10 ottobre 2011 - La ricerca italiana ai vertici mondiali. Con un livello tale di competenze da richiamare esperti stranieri desiderosi di confrontarsi con le nostre conoscenze (altro che fuga dei cervelli tricolori). Un nostro Istituto riconosciuto da Bruxelles come guida dei due più importanti programmi europei di studio nel proprio ambito di competenza. Non è fantasia né fantascienza, ma – più semplicemente – quello che succede nel comparto della geofisica e della vulcanologia.

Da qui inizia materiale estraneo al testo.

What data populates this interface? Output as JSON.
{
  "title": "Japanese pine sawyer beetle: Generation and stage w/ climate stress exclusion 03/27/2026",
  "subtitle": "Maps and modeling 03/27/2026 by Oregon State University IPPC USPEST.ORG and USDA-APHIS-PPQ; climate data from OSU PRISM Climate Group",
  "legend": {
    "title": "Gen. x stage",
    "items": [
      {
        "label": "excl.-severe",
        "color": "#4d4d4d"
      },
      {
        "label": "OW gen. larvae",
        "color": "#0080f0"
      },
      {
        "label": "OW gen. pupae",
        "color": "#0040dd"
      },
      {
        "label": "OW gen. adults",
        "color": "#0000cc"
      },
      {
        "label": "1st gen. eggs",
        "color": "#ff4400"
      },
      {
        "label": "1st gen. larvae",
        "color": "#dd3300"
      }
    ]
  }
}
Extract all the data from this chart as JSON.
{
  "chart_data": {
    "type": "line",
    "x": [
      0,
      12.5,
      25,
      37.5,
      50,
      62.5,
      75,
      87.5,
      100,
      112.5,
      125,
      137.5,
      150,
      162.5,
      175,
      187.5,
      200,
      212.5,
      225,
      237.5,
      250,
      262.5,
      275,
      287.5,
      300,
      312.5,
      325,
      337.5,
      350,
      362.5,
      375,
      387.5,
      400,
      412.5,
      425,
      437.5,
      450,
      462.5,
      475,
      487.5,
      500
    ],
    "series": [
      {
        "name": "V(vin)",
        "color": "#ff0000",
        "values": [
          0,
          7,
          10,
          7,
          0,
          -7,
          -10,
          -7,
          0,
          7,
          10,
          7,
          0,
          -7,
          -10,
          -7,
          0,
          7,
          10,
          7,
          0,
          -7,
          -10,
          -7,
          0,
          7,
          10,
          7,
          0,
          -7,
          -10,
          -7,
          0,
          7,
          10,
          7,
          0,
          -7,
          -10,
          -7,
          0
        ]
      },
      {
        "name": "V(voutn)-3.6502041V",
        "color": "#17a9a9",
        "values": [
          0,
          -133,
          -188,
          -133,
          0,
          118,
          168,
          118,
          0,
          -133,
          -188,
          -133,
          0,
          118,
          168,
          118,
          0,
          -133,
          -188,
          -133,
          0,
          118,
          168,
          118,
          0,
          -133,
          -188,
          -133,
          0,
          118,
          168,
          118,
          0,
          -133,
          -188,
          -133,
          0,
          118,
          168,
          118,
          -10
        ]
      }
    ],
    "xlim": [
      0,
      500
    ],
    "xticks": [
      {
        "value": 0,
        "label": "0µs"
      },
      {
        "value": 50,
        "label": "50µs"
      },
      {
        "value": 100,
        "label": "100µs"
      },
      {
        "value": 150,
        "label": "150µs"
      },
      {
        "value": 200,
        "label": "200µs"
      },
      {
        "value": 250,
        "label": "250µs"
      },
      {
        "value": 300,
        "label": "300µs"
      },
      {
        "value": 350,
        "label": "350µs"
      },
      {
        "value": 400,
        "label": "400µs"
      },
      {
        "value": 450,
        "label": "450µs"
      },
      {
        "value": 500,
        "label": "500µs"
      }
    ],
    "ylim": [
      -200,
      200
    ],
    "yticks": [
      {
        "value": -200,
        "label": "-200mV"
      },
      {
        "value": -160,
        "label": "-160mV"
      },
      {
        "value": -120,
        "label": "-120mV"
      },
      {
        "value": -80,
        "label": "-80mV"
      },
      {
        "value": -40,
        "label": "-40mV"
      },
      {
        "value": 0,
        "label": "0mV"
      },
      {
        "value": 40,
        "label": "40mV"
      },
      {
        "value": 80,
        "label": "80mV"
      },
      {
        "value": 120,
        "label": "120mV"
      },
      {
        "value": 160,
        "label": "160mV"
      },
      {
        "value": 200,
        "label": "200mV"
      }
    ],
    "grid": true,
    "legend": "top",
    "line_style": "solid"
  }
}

“L’Istituto Nazionale di Geofisica e Vulcanologia (INGV) – dichiara con orgoglio il nuovo presidente Domenico Giardini, a poche settimane dal suo insediamento – è al numero uno al mondo per la vulcanologia e tra i primi tre nella sismologia. Inoltre, detiene due leadership in altrettante grandi infrastrutture europee della geofisica: EPOS (European Plate Observing System) e EMSO (European Multidisciplinary Seafloor Observatory).
Questo per noi, e più in generale per l’Italia, è un riconoscimento a dir poco significativo”. Cose dell’altro mondo... che il mondo dei mass media tende a dimenticare quando si parla della ricerca Made in Italy e si sciorinano statistiche sulla competitività del nostro sistema di R&S che ci posizionano – immancabilmente – in zona retrocessione.
Ma come si è giunti a questa eccellenza? “Il nostro è sempre stato un settore - conferma Giardini - fortemente stimolato da esigenze contingenti e, direi, endogene al nostro Paese (vulcani e terremoti). Questo ha permesso di creare una massa critica di ricercatori, all’interno di enti e Università, che oggi ha portato l’Italia ai vertici internazionali. Nella ricerca, l’exploit isolato o limitato a un ambito troppo ristretto è comunque positivo, ma da solo non può certo bastare. Occorre integrare varie competenze e vari settori, dalla scienza pura alle applicazioni sul mercato, coprire l’intera filiera. Solo così ci può essere vera eccellenza riconosciuta anche all’estero”.
Sarebbe cosa buona se anche il settore energetico – al quale certo non mancano né esigenze contingenti, né spinte endogene al cambiamento... – fosse in grado di fare tesoro di queste esperienze.